Mitt Romney is launching misleading attacks on President Obama when it comes women and jobs, but it’s his own policies that will have drastic consequences for American women. Take his opposition to the Buffett Rule.
Intent on protecting tax cuts for wealthy Americans like himself, Mitt Romney has continually opposed the Buffett Rule—legislation that would restore tax fairness by making sure that millionaires don’t have a lower income tax rate than middle-class families. Romney insisted on CNBC that the Buffett Rule would “choke off the growth of America’s economy.”
As Vice President Joe Biden noted, there is “a stark choice” between President Obama and Mitt Romney when it comes to supporting economic security for women:
The Buffett Rule says that multi-millionaires should pay at least the same percentage of their income in taxes as middle-class families do. The Romney Rule says the very wealthy should keep the tax cuts and loopholes they have, and get an additional, new tax cut every year that is worth more than what the average middle class family makes in an entire year.
The Buffett Rule plays a crucial role in making sure millionaires pay their fair share so we can reduce the deficit and invest in education, infrastructure, and innovation that have a significant impact on women. If just one member of America’s top 400 wealthiest millionaires pays a fair share under the Buffett Rule, it could mean up to $32 million in revenue.
That $32 million could mean over 5,400 students receive Pell grants for college. Of the 3.4 million additional students who have received Pell grants since the President took office, approximately 2.3 million are women. That $32 million could also keep more than 300 teachers in the classroom by preventing them from being laid off. Women hold more than two-thirds of teacher jobs in the US.

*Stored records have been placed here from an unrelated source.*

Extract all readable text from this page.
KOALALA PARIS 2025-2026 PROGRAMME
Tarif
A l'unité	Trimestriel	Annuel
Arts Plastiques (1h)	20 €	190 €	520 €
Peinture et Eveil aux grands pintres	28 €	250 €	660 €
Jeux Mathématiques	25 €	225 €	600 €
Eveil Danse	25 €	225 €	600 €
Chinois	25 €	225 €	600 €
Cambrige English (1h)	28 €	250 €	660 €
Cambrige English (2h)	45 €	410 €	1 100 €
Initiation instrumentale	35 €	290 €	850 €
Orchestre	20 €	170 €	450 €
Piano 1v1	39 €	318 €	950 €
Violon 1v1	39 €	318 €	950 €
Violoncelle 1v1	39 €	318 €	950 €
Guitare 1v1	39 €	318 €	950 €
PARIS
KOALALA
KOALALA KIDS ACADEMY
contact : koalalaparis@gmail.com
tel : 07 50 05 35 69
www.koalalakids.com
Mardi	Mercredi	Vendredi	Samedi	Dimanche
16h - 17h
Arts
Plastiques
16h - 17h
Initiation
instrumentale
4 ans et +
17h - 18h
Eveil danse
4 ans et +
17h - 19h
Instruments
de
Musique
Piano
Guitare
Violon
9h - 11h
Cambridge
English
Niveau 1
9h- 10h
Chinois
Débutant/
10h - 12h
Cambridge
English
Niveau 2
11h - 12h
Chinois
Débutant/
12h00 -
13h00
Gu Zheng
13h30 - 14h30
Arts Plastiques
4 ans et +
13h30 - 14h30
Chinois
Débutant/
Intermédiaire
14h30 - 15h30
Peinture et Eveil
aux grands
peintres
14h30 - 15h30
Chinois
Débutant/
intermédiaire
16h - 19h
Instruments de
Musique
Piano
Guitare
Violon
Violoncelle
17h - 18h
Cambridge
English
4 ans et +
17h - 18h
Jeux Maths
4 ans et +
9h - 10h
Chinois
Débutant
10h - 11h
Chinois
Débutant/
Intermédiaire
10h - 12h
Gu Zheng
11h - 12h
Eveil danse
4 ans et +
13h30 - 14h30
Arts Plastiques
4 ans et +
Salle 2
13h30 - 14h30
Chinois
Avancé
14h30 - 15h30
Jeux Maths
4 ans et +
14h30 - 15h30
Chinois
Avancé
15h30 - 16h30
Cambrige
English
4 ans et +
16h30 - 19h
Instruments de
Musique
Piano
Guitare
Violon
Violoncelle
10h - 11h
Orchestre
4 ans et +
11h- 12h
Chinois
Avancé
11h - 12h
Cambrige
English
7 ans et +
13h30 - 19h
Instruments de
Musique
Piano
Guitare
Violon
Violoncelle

Meanwhile, Romney’s policies would not only drive up the deficit, but would make deep cuts into programs that many American women rely on. Here are just a few of the consequences Americans would face:
Current workers would see a 40 percent cut in Social Security benefits, according to analysis of a similar plan. Women represent 57 percent of all Social Security beneficiaries 62 years old or older. For unmarried women, including widows, who are 65 or older, Social Security makes up 49 percent of their total income.
Medicaid beneficiaries would see cuts to the program and a repeal of the Medicaid expansion in the Affordable Care Act. Medicaid provided over 21 million low-income women with basic health and long-term coverage in 2008.
Every man, woman, and child in America would see over $16,000 in additional debt if Romney does not propose additional spending cuts or offsets for his $5 trillion in tax cuts.
There is a clear difference between the economic support women see under President Obama and consequences they’d see if Romney is elected. Economic policies like the Buffett rule should promote the economic security of women, not jeopardize it like Romney would.